Bank Jatim Dapat Titipan Rp2 Triliun dari Kemenkeu, Ini Skema Penyalurannya
SURABAYA, iNews.id - PT Bank Pembangunan Daerah Jawa Timur Tbk (Bank Jatim) mendapat dana titipan dari Kementerian Keuangan (Kemenkeu) sebesar Rp2 triliun untuk penanganan Covid-19. Rencananya dana ini digunakan untuk tambahan pinjaman pada nasabah.
Direktur Utama Bank Jatim, Busrul Iman mengatakan, ada dua skema yang tengah disiapkan untuk penyaluran kredit tersebut.

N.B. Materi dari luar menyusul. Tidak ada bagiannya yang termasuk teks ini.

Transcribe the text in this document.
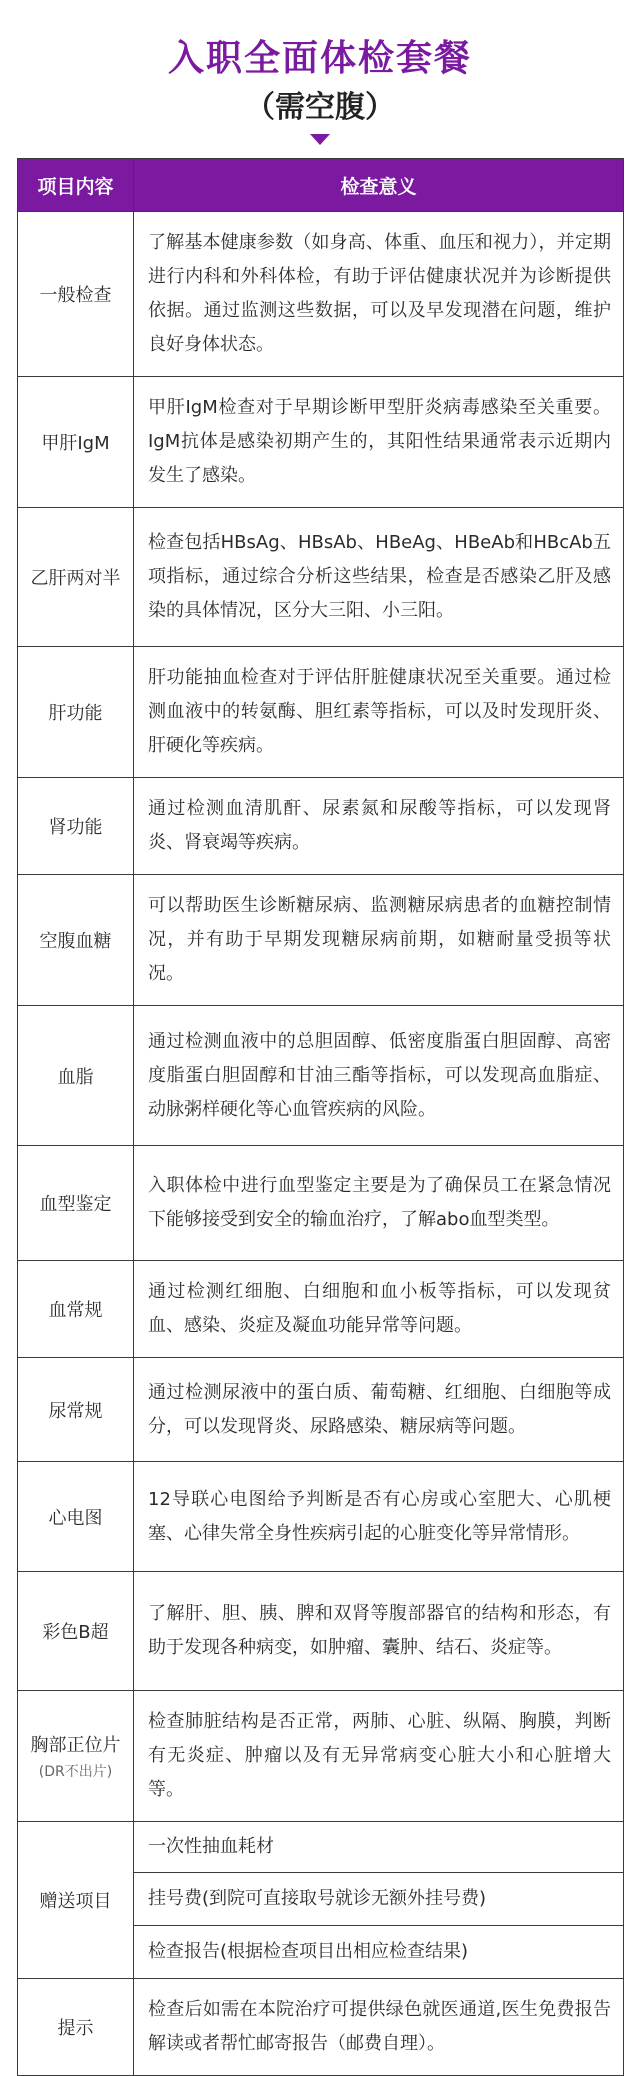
入职全面体检套餐
（需空腹）
项目内容	检查意义
一般检查	了解基本健康参数（如身高、体重、血压和视力），并定期进行内科和外科体检，有助于评估健康状况并为诊断提供依据。通过监测这些数据，可以及早发现潜在问题，维护良好身体状态。
甲肝IgM	甲肝IgM检查对于早期诊断甲型肝炎病毒感染至关重要。IgM抗体是感染初期产生的，其阳性结果通常表示近期内发生了感染。
乙肝两对半	检查包括HBsAg、HBsAb、HBeAg、HBeAb和HBcAb五项指标，通过综合分析这些结果，检查是否感染乙肝及感染的具体情况，区分大三阳、小三阳。
肝功能	肝功能抽血检查对于评估肝脏健康状况至关重要。通过检测血液中的转氨酶、胆红素等指标，可以及时发现肝炎、肝硬化等疾病。
肾功能	通过检测血清肌酐、尿素氮和尿酸等指标，可以发现肾炎、肾衰竭等疾病。
空腹血糖	可以帮助医生诊断糖尿病、监测糖尿病患者的血糖控制情况，并有助于早期发现糖尿病前期，如糖耐量受损等状况。
血脂	通过检测血液中的总胆固醇、低密度脂蛋白胆固醇、高密度脂蛋白胆固醇和甘油三酯等指标，可以发现高血脂症、动脉粥样硬化等心血管疾病的风险。
血型鉴定	入职体检中进行血型鉴定主要是为了确保员工在紧急情况下能够接受到安全的输血治疗，了解abo血型类型。
血常规	通过检测红细胞、白细胞和血小板等指标，可以发现贫血、感染、炎症及凝血功能异常等问题。
尿常规	通过检测尿液中的蛋白质、葡萄糖、红细胞、白细胞等成分，可以发现肾炎、尿路感染、糖尿病等问题。
心电图	12导联心电图给予判断是否有心房或心室肥大、心肌梗塞、心律失常全身性疾病引起的心脏变化等异常情形。
彩色B超	了解肝、胆、胰、脾和双肾等腹部器官的结构和形态，有助于发现各种病变，如肿瘤、囊肿、结石、炎症等。
胸部正位片
(DR不出片)	检查肺脏结构是否正常，两肺、心脏、纵隔、胸膜，判断有无炎症、肿瘤以及有无异常病变心脏大小和心脏增大等。
赠送项目	一次性抽血耗材
	挂号费(到院可直接取号就诊无额外挂号费)
	检查报告(根据检查项目出相应检查结果)
提示	检查后如需在本院治疗可提供绿色就医通道,医生免费报告解读或者帮忙邮寄报告（邮费自理）。
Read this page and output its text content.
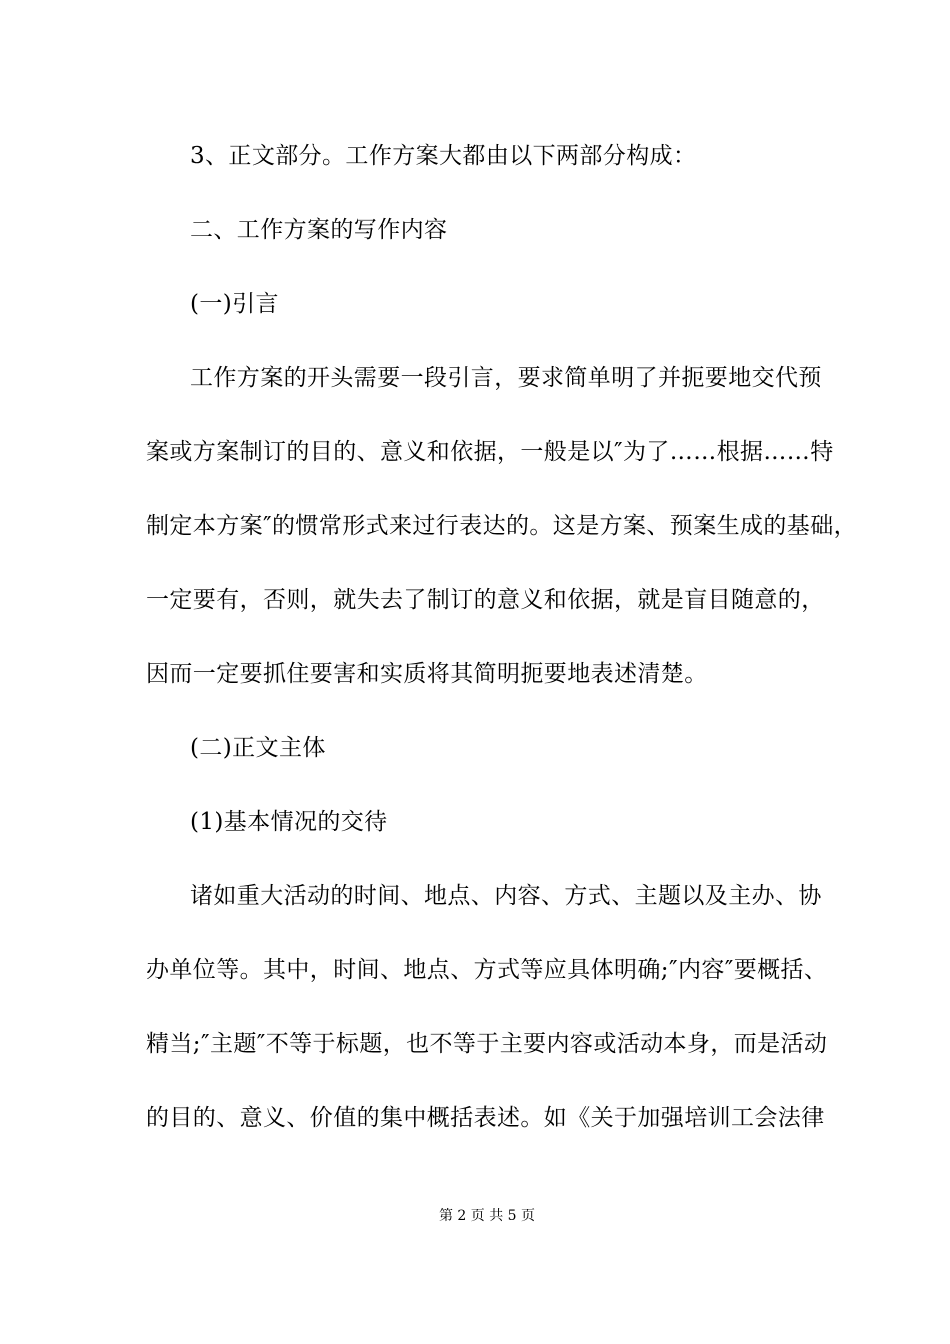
3、正文部分。工作方案大都由以下两部分构成：
二、工作方案的写作内容
(一)引言
工作方案的开头需要一段引言，要求简单明了并扼要地交代预
案或方案制订的目的、意义和依据，一般是以″为了……根据……特
制定本方案″的惯常形式来过行表达的。这是方案、预案生成的基础，
一定要有，否则，就失去了制订的意义和依据，就是盲目随意的，
因而一定要抓住要害和实质将其简明扼要地表述清楚。
(二)正文主体
(1)基本情况的交待
诸如重大活动的时间、地点、内容、方式、主题以及主办、协
办单位等。其中，时间、地点、方式等应具体明确;″内容″要概括、
精当;″主题″不等于标题，也不等于主要内容或活动本身，而是活动
的目的、意义、价值的集中概括表述。如《关于加强培训工会法律
第 2 页 共 5 页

Pertama, Direct Loan, yakni menyalurkan pinjaman kepada nasabah langsung. Kedua, Two Step Loan, yakni menyalurkan dana ke Bank Perkreditan Rakyat (BPR) atau Baitul Maal wat Tamwil (BMT). Setelah itu, baru disalurkan ke masyarakat.
“Untuk bunganya berapa, nanti akan kami hitung kembali,” katanya dalam analyst meeting, Rabu (29/7/20) malam.
Busrul mengatakan, sesuai arahan pemerintah, dana titipan tersebut akan disalurkan khusus ke sektor produktif, seperti usaha kecil mikro dan menengah (UMKM). Selain itu, sektor menengah, korporasi dan sindikasi.
Saat ini, penyaluran kredit emiten berkode saham BJTM itu masih didominasi sektor konsumtif dengan persentase mencapai 68 persen. “Kita akan terus kembangkan sektor-sektor produktif, seperti sektor mikro, retail dan komersial,” ujarnya.